Sihanouk views the great powers with deep cynicism. "They would think themselves humiliated if they followed the path shown by the leader of a non-aligned country of 5,000,000 people," says he. "When, by chance, a great power admits that I am right, it is only because they have just had a serious failure."
If Laos should now go Communist, Sihanouk is sadly certain that Cambodia must eventually follow suit: "That is precisely why I struggled, unfortunately in vain, for a truly neutral Laos. Common frontiers are almost invariably sources of incidents and ouarrels. I am aware that a Communist Laos will give us, through force of circumstance, much worry."
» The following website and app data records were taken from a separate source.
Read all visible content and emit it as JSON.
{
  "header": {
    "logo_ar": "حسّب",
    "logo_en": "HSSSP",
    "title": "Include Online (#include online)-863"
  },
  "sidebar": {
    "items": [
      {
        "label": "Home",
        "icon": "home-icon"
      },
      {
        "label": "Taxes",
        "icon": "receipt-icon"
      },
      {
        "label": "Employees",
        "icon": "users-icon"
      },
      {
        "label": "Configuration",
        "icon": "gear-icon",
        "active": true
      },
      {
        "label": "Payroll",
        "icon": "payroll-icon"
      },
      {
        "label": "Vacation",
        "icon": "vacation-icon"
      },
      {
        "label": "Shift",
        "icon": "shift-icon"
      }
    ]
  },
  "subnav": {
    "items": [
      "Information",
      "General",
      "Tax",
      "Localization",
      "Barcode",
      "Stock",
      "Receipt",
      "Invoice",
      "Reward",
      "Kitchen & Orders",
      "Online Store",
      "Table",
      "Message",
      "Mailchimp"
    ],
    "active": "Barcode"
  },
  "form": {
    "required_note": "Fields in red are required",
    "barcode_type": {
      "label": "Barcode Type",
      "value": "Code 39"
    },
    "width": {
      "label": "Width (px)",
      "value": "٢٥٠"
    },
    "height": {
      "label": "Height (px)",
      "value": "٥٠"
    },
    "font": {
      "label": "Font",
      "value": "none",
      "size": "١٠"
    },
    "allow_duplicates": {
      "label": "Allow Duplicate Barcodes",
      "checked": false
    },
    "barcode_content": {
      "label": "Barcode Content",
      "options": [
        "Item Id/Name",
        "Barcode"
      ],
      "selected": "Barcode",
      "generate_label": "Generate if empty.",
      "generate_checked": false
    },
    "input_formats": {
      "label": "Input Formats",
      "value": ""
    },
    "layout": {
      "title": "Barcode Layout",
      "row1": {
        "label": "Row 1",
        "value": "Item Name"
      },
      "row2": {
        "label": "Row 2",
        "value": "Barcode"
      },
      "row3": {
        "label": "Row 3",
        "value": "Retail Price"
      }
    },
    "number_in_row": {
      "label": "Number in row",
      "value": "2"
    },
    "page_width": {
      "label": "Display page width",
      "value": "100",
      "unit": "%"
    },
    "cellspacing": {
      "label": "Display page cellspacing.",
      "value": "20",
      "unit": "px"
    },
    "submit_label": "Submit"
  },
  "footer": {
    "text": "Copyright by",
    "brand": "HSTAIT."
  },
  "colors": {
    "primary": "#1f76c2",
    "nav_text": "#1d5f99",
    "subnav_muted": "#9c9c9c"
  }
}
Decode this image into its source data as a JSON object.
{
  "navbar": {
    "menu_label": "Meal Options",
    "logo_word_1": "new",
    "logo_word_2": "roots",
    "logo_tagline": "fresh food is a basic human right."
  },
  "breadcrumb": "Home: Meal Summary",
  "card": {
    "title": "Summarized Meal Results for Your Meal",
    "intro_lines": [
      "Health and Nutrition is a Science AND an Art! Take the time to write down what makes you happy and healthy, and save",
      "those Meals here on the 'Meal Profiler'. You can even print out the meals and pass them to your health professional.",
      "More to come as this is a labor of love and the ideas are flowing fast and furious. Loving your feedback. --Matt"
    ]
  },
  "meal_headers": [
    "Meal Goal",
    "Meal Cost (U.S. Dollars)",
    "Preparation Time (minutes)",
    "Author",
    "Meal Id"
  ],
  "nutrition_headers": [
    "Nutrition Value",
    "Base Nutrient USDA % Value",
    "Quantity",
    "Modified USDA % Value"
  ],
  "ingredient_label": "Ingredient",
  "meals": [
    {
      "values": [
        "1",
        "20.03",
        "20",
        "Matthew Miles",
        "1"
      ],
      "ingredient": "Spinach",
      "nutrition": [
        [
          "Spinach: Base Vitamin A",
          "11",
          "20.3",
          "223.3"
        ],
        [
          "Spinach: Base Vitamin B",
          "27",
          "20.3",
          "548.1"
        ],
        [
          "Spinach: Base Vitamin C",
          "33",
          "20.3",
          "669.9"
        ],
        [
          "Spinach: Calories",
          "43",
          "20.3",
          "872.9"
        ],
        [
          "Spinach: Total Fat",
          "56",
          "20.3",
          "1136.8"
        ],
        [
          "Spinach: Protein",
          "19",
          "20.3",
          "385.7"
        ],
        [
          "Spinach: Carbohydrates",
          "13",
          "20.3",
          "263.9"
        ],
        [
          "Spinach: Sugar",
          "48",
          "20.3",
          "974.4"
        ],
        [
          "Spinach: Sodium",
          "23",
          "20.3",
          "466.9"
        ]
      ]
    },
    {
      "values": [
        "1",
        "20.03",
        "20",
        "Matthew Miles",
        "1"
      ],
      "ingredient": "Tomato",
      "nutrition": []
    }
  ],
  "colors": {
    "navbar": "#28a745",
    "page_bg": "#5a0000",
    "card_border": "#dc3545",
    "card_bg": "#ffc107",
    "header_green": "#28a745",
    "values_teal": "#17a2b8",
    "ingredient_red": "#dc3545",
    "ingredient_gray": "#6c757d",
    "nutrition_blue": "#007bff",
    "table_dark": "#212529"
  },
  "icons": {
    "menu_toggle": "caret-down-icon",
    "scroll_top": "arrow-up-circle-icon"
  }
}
Sihanouk is eager to see an end to the tension between the U.S. and Red China, but his suggested solution is not one likely to appeal to Washington: "I think it necessary and even urgent that Washington and Peking should reconcile--the price is Formosa. Red China will never accept a compromise over Formosa, and I wouldn't be stupid enough to propose one. Besides, the Laotian affair has taught me that the role of mediator is most ungrateful: one receives blows from all sides and is suspected by everyone."
Modest Hope. Though cordial, out of necessity, to Red China ("I have eaten rice with Chou En-lai and Mao Tse-tung"), Prince Sihanouk deals roughly with Cambodia's native Communists, who, he says bluntly, wish "to destroy" him because he will not practice "onesided neutrality" in the manner of Laos' Red Prince Souphanouvong. His desire to preserve Cambodian neutrality now takes the form of wanting the West to be stronger, for he believes that Communism is on the rise in Southeast Asia, and he is eager to find a counterbalance.
"We wish only to have the respect of both sides," Sihanouk says bleakly. "There is always danger that the one who tries to separate two fighting buffaloes will have his belly ripped open. That's the basic attitude of Cambodia in the struggle of the great powers--we want to remain indifferent to their quarrels."